Known for playing strong and complex women, she has earned 21 Oscar nominations and won three of them, for “Kramer vs. Kramer” (on which he reportedly rewrote a crucial monologue), “Sophie’s Choice” and “The Iron Lady.”
She broke through in 1978 with Michael Cimino’s “The Deer Hunter,” starring Robert De Niro. She also delivered iconic performances opposite Robert Redford in Sidney Pollack’s romantic epic “Out of Africa” and in “The Bridges of Madison County,” where she starred alongside Clint Eastwood.
She has also excelled in lighter fare including “The Devil Wears Prada” as well as the musical “Mamma Mia!”
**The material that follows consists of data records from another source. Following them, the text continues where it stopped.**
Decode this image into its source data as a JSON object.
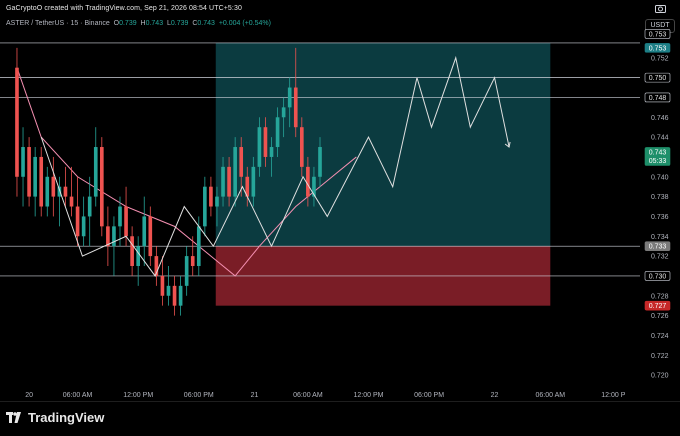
{
  "header": {
    "created_text": "GaCryptoO created with TradingView.com, Sep 21, 2026 08:54 UTC+5:30"
  },
  "legend": {
    "symbol": "ASTER / TetherUS · 15 · Binance",
    "open_label": "O",
    "open": "0.739",
    "high_label": "H",
    "high": "0.743",
    "low_label": "L",
    "low": "0.739",
    "close_label": "C",
    "close": "0.743",
    "change": "+0.004 (+0.54%)"
  },
  "unit_button": "USDT",
  "footer": {
    "brand": "TradingView"
  },
  "colors": {
    "up": "#26a69a",
    "down": "#ef5350",
    "ma": "#f48fb1",
    "ma2": "#a5d6a7",
    "profit_zone": "#0b3b40",
    "loss_zone": "#7a1d26",
    "projection": "#e0e0e0"
  },
  "chart_data": {
    "type": "candlestick",
    "y_ticks": [
      "0.753",
      "0.752",
      "0.750",
      "0.748",
      "0.746",
      "0.744",
      "0.742",
      "0.740",
      "0.738",
      "0.736",
      "0.734",
      "0.732",
      "0.730",
      "0.728",
      "0.726",
      "0.724",
      "0.722",
      "0.720"
    ],
    "x_ticks": [
      "20",
      "06:00 AM",
      "12:00 PM",
      "06:00 PM",
      "21",
      "06:00 AM",
      "12:00 PM",
      "06:00 PM",
      "22",
      "06:00 AM",
      "12:00 P"
    ],
    "price_tags": [
      {
        "value": "0.753",
        "style": "outline"
      },
      {
        "value": "0.753",
        "style": "teal"
      },
      {
        "value": "0.750",
        "style": "outline"
      },
      {
        "value": "0.748",
        "style": "outline"
      },
      {
        "value": "0.743",
        "sub": "05:33",
        "style": "green"
      },
      {
        "value": "0.733",
        "style": "gray"
      },
      {
        "value": "0.730",
        "style": "outline"
      },
      {
        "value": "0.727",
        "style": "red"
      }
    ],
    "horizontal_levels": [
      0.7535,
      0.75,
      0.748,
      0.733,
      0.73
    ],
    "position": {
      "entry": 0.733,
      "target": 0.7535,
      "stop": 0.727
    },
    "candles": [
      [
        0.751,
        0.753,
        0.738,
        0.74
      ],
      [
        0.74,
        0.745,
        0.737,
        0.743
      ],
      [
        0.743,
        0.744,
        0.737,
        0.738
      ],
      [
        0.738,
        0.743,
        0.736,
        0.742
      ],
      [
        0.742,
        0.743,
        0.736,
        0.737
      ],
      [
        0.737,
        0.741,
        0.736,
        0.74
      ],
      [
        0.74,
        0.742,
        0.736,
        0.738
      ],
      [
        0.738,
        0.74,
        0.735,
        0.739
      ],
      [
        0.739,
        0.741,
        0.737,
        0.738
      ],
      [
        0.738,
        0.741,
        0.736,
        0.737
      ],
      [
        0.737,
        0.74,
        0.733,
        0.734
      ],
      [
        0.734,
        0.738,
        0.733,
        0.736
      ],
      [
        0.736,
        0.74,
        0.733,
        0.738
      ],
      [
        0.738,
        0.745,
        0.737,
        0.743
      ],
      [
        0.743,
        0.744,
        0.734,
        0.735
      ],
      [
        0.735,
        0.737,
        0.731,
        0.733
      ],
      [
        0.733,
        0.736,
        0.73,
        0.735
      ],
      [
        0.735,
        0.738,
        0.733,
        0.737
      ],
      [
        0.737,
        0.739,
        0.733,
        0.734
      ],
      [
        0.734,
        0.735,
        0.73,
        0.731
      ],
      [
        0.731,
        0.734,
        0.729,
        0.733
      ],
      [
        0.733,
        0.738,
        0.731,
        0.736
      ],
      [
        0.736,
        0.737,
        0.731,
        0.732
      ],
      [
        0.732,
        0.733,
        0.729,
        0.73
      ],
      [
        0.73,
        0.732,
        0.727,
        0.728
      ],
      [
        0.728,
        0.731,
        0.727,
        0.729
      ],
      [
        0.729,
        0.73,
        0.726,
        0.727
      ],
      [
        0.727,
        0.73,
        0.726,
        0.729
      ],
      [
        0.729,
        0.733,
        0.728,
        0.732
      ],
      [
        0.732,
        0.734,
        0.73,
        0.731
      ],
      [
        0.731,
        0.736,
        0.73,
        0.735
      ],
      [
        0.735,
        0.74,
        0.734,
        0.739
      ],
      [
        0.739,
        0.74,
        0.736,
        0.737
      ],
      [
        0.737,
        0.739,
        0.735,
        0.738
      ],
      [
        0.738,
        0.742,
        0.737,
        0.741
      ],
      [
        0.741,
        0.742,
        0.737,
        0.738
      ],
      [
        0.738,
        0.744,
        0.737,
        0.743
      ],
      [
        0.743,
        0.744,
        0.738,
        0.74
      ],
      [
        0.74,
        0.741,
        0.737,
        0.738
      ],
      [
        0.738,
        0.742,
        0.737,
        0.741
      ],
      [
        0.741,
        0.746,
        0.74,
        0.745
      ],
      [
        0.745,
        0.746,
        0.741,
        0.742
      ],
      [
        0.742,
        0.744,
        0.74,
        0.743
      ],
      [
        0.743,
        0.747,
        0.742,
        0.746
      ],
      [
        0.746,
        0.748,
        0.744,
        0.747
      ],
      [
        0.747,
        0.75,
        0.745,
        0.749
      ],
      [
        0.749,
        0.753,
        0.744,
        0.745
      ],
      [
        0.745,
        0.746,
        0.74,
        0.741
      ],
      [
        0.741,
        0.742,
        0.737,
        0.738
      ],
      [
        0.738,
        0.741,
        0.737,
        0.74
      ],
      [
        0.74,
        0.744,
        0.739,
        0.743
      ]
    ],
    "candle_time_start": 0.5,
    "candle_time_step": 0.25,
    "ma_line": [
      [
        0.5,
        0.751
      ],
      [
        1.5,
        0.744
      ],
      [
        3,
        0.74
      ],
      [
        5,
        0.737
      ],
      [
        7,
        0.735
      ],
      [
        8.5,
        0.732
      ],
      [
        9.5,
        0.73
      ],
      [
        10.5,
        0.733
      ],
      [
        12,
        0.737
      ],
      [
        13.5,
        0.74
      ],
      [
        14.5,
        0.742
      ]
    ],
    "projection_path": [
      [
        1.5,
        0.744
      ],
      [
        3.2,
        0.732
      ],
      [
        5.0,
        0.734
      ],
      [
        6.2,
        0.73
      ],
      [
        7.4,
        0.737
      ],
      [
        8.6,
        0.733
      ],
      [
        9.8,
        0.739
      ],
      [
        11.0,
        0.733
      ],
      [
        12.3,
        0.74
      ],
      [
        13.3,
        0.736
      ],
      [
        15.0,
        0.744
      ],
      [
        16.0,
        0.739
      ],
      [
        17.0,
        0.75
      ],
      [
        17.6,
        0.745
      ],
      [
        18.6,
        0.752
      ],
      [
        19.2,
        0.745
      ],
      [
        20.2,
        0.75
      ],
      [
        20.8,
        0.743
      ]
    ],
    "x_range": [
      -0.2,
      26.2
    ],
    "y_range": [
      0.719,
      0.7545
    ]
  }
}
The 77th edition of the Cannes Film Festival will take place May 14-25. The festival will kick off with Quentin Dupieux’s “The Second Act,” starring Lea Seydoux, Vincent Lindon, Louis Garrel, and Raphaël Quenard.
The opening and closing ceremonies will be emceed by Camille Cottin, who broke through in “Call My Agent!” and starred in “Stillwater” and “House of Gucci,” among others.
The high-profile roster of movies slated for this year’s festival includes Yorgos Lanthimos’ “Kinds of Kindness,” a stylized three-part story set in the present that reunites the “Poor Things” helmer with Emma Stone and Willem Dafoe; Jacques Audiard’s musical melodrama “Emilia Perez” starring Zoe Saldana and Selena Gomez; Paolo Sorrentino’s “Parthenope” with Gary Oldman; and David Cronenberg’s “The Shrouds” starring Vincent Cassel and Diane Kruger; Ali Abbasi’s “The Apprentice,” which sees Sebastian Stan take on the role of a Donald Trump; and Coralie Fargeat’s “The Substance,” a female-powered horror film starring Demi Moore and Margaret Qualley from Universal Pictures and Working Title Films.